Christine Lagarde e a luta de classes

23 de Fevereiro de 2024 – A chefe do Banco Central Europeu, Christine Lagarde, falou à imprensa no final da reunião informal dos ministros das Finanças da zona euro (Eurogrupo), com a presença dos governantes da União Europeia (UE) e governadores dos bancos centrais nacionais. Disse:

Os números relativos aos salários do quarto trimestre são obviamente encorajadores. Mas (…) o Conselho do BCE precisa de estar mais confiante de que o processo de abrandamento de inflação que estamos a observar será sustentável e nos levará ao objectivo de 2% a médio prazo que temos. Há muitos sectores e trabalhadores que estão abrangidos por negociações que serão concluídas no decurso do primeiro trimestre de 2024 e penso que esses números, especialmente se continuarem a ser encorajadores, serão importantes para avaliarmos daqui para a frente, a fim de alcançarmos confiança”.

Na língua de pau dos banqueiros centrais, mas com a virtude da quase transparência, Lagarde diz:

Se, nas negociações colectivas que estão para se concluir Europa fora, os trabalhadores e seus representantes forem “razoáveis” e aceitarem continuar a perder salário real, então, nós, BCE, sentir-nos-emos “encorajados” a começar a ver se começamos a pensar em, talvez, baixar as taxas de juro.

Em contrapartida, se os trabalhadores decidirem arrancar aumentos salariais significativos, então esqueçam: os juros ficam como estão ou sobem! O que significa isto: como os contratos de crédito, nomeadamente hipotecário, estão automaticamente ligados à taxa de juro da srª Lagarde, o BCE irá ao bolso dos trabalhadores tirar-lhes o que tiverem ganho em aumento de salário e transferi-lo, sem espinhas, para os bancos, como “juros recebidos”.

As mais recentes palavras de Lagarde podem – e devem! – ser lidas como um repto ao movimento operário.

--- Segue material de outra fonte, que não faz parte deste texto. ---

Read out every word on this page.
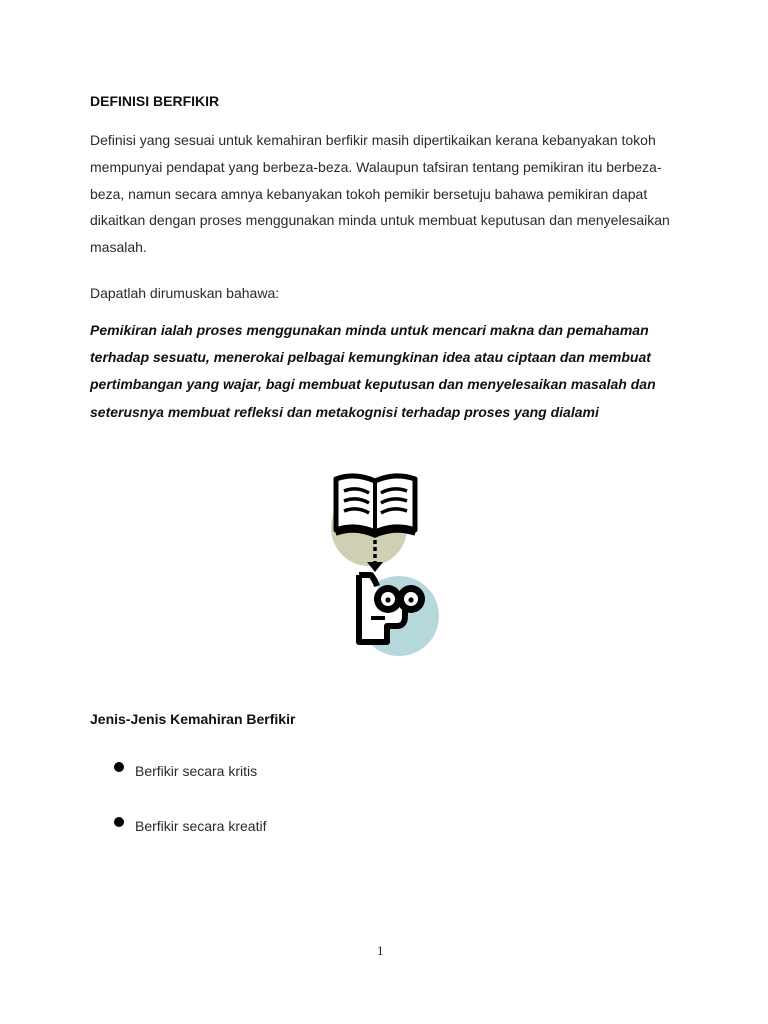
DEFINISI BERFIKIR

Definisi yang sesuai untuk kemahiran berfikir masih dipertikaikan kerana kebanyakan tokoh mempunyai pendapat yang berbeza-beza. Walaupun tafsiran tentang pemikiran itu berbeza-beza, namun secara amnya kebanyakan tokoh pemikir bersetuju bahawa pemikiran dapat dikaitkan dengan proses menggunakan minda untuk membuat keputusan dan menyelesaikan masalah.

Dapatlah dirumuskan bahawa:

Pemikiran ialah proses menggunakan minda untuk mencari makna dan pemahaman terhadap sesuatu, menerokai pelbagai kemungkinan idea atau ciptaan dan membuat pertimbangan yang wajar, bagi membuat keputusan dan menyelesaikan masalah dan seterusnya membuat refleksi dan metakognisi terhadap proses yang dialami

Jenis-Jenis Kemahiran Berfikir
Berfikir secara kritis
Berfikir secara kreatif
1
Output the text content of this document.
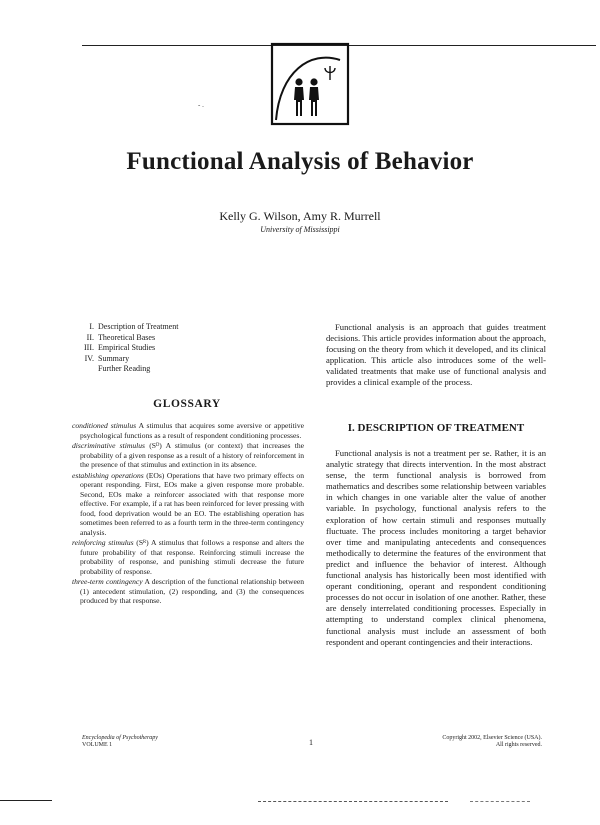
- .
Functional Analysis of Behavior
Kelly G. Wilson, Amy R. Murrell
University of Mississippi
I. Description of Treatment
II. Theoretical Bases
III. Empirical Studies
IV. Summary
Further Reading
GLOSSARY

conditioned stimulus A stimulus that acquires some aversive or appetitive psychological functions as a result of respondent conditioning processes.

discriminative stimulus (Sᴰ) A stimulus (or context) that increases the probability of a given response as a result of a history of reinforcement in the presence of that stimulus and extinction in its absence.

establishing operations (EOs) Operations that have two primary effects on operant responding. First, EOs make a given response more probable. Second, EOs make a reinforcer associated with that response more effective. For example, if a rat has been reinforced for lever pressing with food, food deprivation would be an EO. The establishing operation has sometimes been referred to as a fourth term in the three-term contingency analysis.

reinforcing stimulus (Sᴿ) A stimulus that follows a response and alters the future probability of that response. Reinforcing stimuli increase the probability of response, and punishing stimuli decrease the future probability of response.

three-term contingency A description of the functional relationship between (1) antecedent stimulation, (2) responding, and (3) the consequences produced by that response.

Functional analysis is an approach that guides treatment decisions. This article provides information about the approach, focusing on the theory from which it developed, and its clinical application. This article also introduces some of the well-validated treatments that make use of functional analysis and provides a clinical example of the process.

I. DESCRIPTION OF TREATMENT

Functional analysis is not a treatment per se. Rather, it is an analytic strategy that directs intervention. In the most abstract sense, the term functional analysis is borrowed from mathematics and describes some relationship between variables in which changes in one variable alter the value of another variable. In psychology, functional analysis refers to the exploration of how certain stimuli and responses mutually fluctuate. The process includes monitoring a target behavior over time and manipulating antecedents and consequences methodically to determine the features of the environment that predict and influence the behavior of interest. Although functional analysis has historically been most identified with operant conditioning, operant and respondent conditioning processes do not occur in isolation of one another. Rather, these are densely interrelated conditioning processes. Especially in attempting to understand complex clinical phenomena, functional analysis must include an assessment of both respondent and operant contingencies and their interactions.

Encyclopedia of Psychotherapy
VOLUME 1	1	Copyright 2002, Elsevier Science (USA).
All rights reserved.
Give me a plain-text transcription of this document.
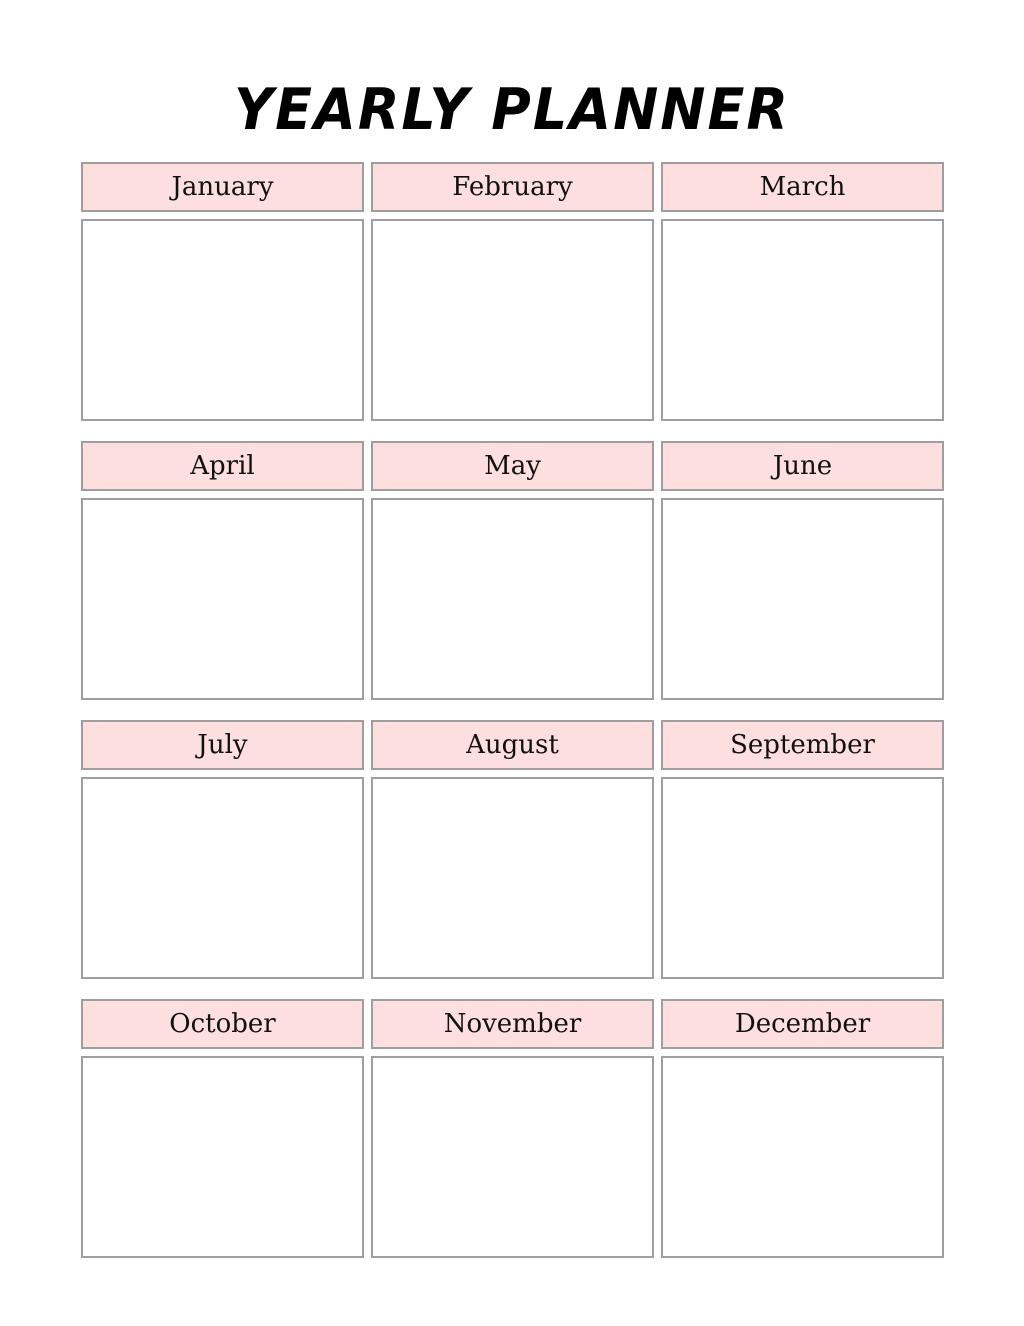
YEARLY PLANNER
January	February	March
April	May	June
July	August	September
October	November	December
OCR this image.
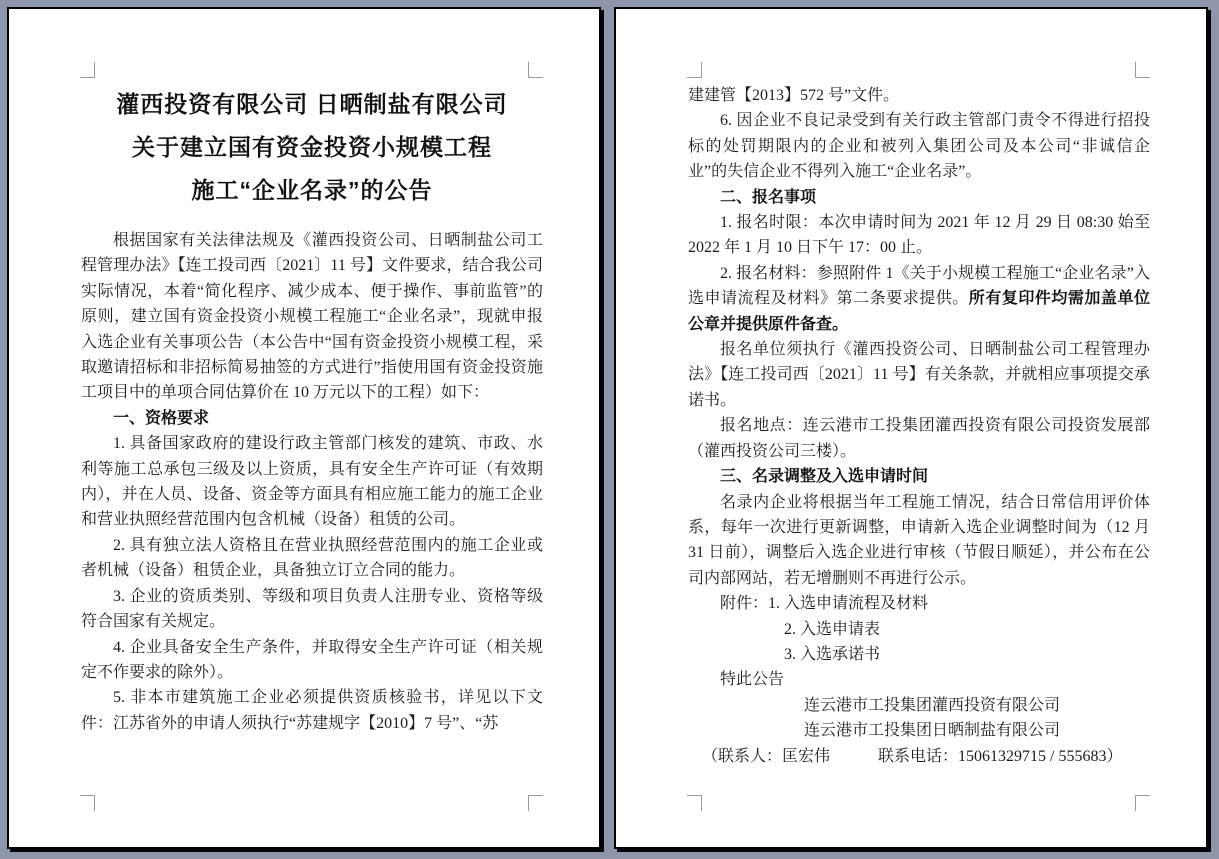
灌西投资有限公司 日晒制盐有限公司
关于建立国有资金投资小规模工程
施工“企业名录”的公告

根据国家有关法律法规及《灌西投资公司、日晒制盐公司工程管理办法》【连工投司西〔2021〕11 号】文件要求，结合我公司实际情况，本着“简化程序、减少成本、便于操作、事前监管”的原则，建立国有资金投资小规模工程施工“企业名录”，现就申报入选企业有关事项公告（本公告中“国有资金投资小规模工程，采取邀请招标和非招标简易抽签的方式进行”指使用国有资金投资施工项目中的单项合同估算价在 10 万元以下的工程）如下：

一、资格要求

1. 具备国家政府的建设行政主管部门核发的建筑、市政、水利等施工总承包三级及以上资质，具有安全生产许可证（有效期内），并在人员、设备、资金等方面具有相应施工能力的施工企业和营业执照经营范围内包含机械（设备）租赁的公司。

2. 具有独立法人资格且在营业执照经营范围内的施工企业或者机械（设备）租赁企业，具备独立订立合同的能力。

3. 企业的资质类别、等级和项目负责人注册专业、资格等级符合国家有关规定。

4. 企业具备安全生产条件，并取得安全生产许可证（相关规定不作要求的除外）。

5. 非本市建筑施工企业必须提供资质核验书，详见以下文件：江苏省外的申请人须执行“苏建规字【2010】7 号”、“苏

建建管【2013】572 号”文件。

6. 因企业不良记录受到有关行政主管部门责令不得进行招投标的处罚期限内的企业和被列入集团公司及本公司“非诚信企业”的失信企业不得列入施工“企业名录”。

二、报名事项

1. 报名时限：本次申请时间为 2021 年 12 月 29 日 08:30 始至 2022 年 1 月 10 日下午 17：00 止。

2. 报名材料：参照附件 1《关于小规模工程施工“企业名录”入选申请流程及材料》第二条要求提供。所有复印件均需加盖单位公章并提供原件备查。

报名单位须执行《灌西投资公司、日晒制盐公司工程管理办法》【连工投司西〔2021〕11 号】有关条款，并就相应事项提交承诺书。

报名地点：连云港市工投集团灌西投资有限公司投资发展部（灌西投资公司三楼）。

三、名录调整及入选申请时间

名录内企业将根据当年工程施工情况，结合日常信用评价体系，每年一次进行更新调整，申请新入选企业调整时间为（12 月 31 日前），调整后入选企业进行审核（节假日顺延），并公布在公司内部网站，若无增删则不再进行公示。

附件：1. 入选申请流程及材料

2. 入选申请表

3. 入选承诺书

特此公告

连云港市工投集团灌西投资有限公司

连云港市工投集团日晒制盐有限公司

（联系人：匡宏伟　　　联系电话：15061329715 / 555683）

Em linguagem popular e acessível, ela diz: enquanto for a gente a mandar, vocês não têm qualquer hipótese, pois, das duas, uma:

  • ou vocês ficam-se nas encolhas, comem aumentos abaixo da inflação e continuam a perder salário real;
  • ou, se se armam em espertos e se metem em greves duras para conseguir aumentos de salários a sério – então a gente aumenta ou mantém os juros e vai-vos lá buscar cada cêntimo do que vocês acharam que conquistaram!

Aos senhores PNSs, Raimundos e Mortáguas,
está Lagarde a dizer com um sorriso irónico:
ainda bem que vocês meteram a luta de classes na gaveta
– porque nós, pela nossa parte, vamos continuar a travá-la sem piedade!

Nesse sentido, Lagarde tem a virtude de, do lado do grande capital, falar a verdade aos trabalhadores, tal como nós o fazemos do lado do trabalho: se os trabalhadores e seus dirigentes  não tiverem a coragem de romper com os tratados e as instituições “europeias”, ficam sempre tramados – e pouco interessa quem elejam para estar no governozeco de cada país.

Já os outros, os que andam à cata do voto dos trabalhadores na esquerda oficial, PS, PCP ou BE, andam todos a encobrir a simples verdade de Lagarde com nuvens de poeira e retórica mentirosa. Aos senhores PNSs, Raimundos e Mortáguas, está Lagarde a dizer com um sorriso irónico: ainda bem que vocês meteram a luta de classes na gaveta – porque nós, pela nossa parte, vamos continuar a travá-la sem piedade!

Como explicávamos no artigo intitulado “os bancos centrais, estados-maiores da guerra do capital contra o trabalho”, no nº 30 do boletim O Trabalho, de 27 de Julho de 2022:

A política monetária actual dos bancos centrais é muito simples e para isso serve a espora dos juros: espicaçar o patronato no seu todo, como classe, a atacar os trabalhadores; e forçar os governos recalcitrantes a emoldurar esse ataque com políticas
– que empurrem sectores do capital para a falência ou para reduzirem drasticamente os investimentos  – aumentando, assim, o desemprego e a “pressão” à baixa dos salários, ainda que à custa de uma crise económica; e
– de repressão salarial directa, desmontando direitos dos trabalhadores legalmente constituídos na legislação laboral, assim como as caixas de pensões e os sistemas de saúde, ensino e habitação públicos, que são, afinal, a componente diferida e colectiva do salário da classe trabalhadora.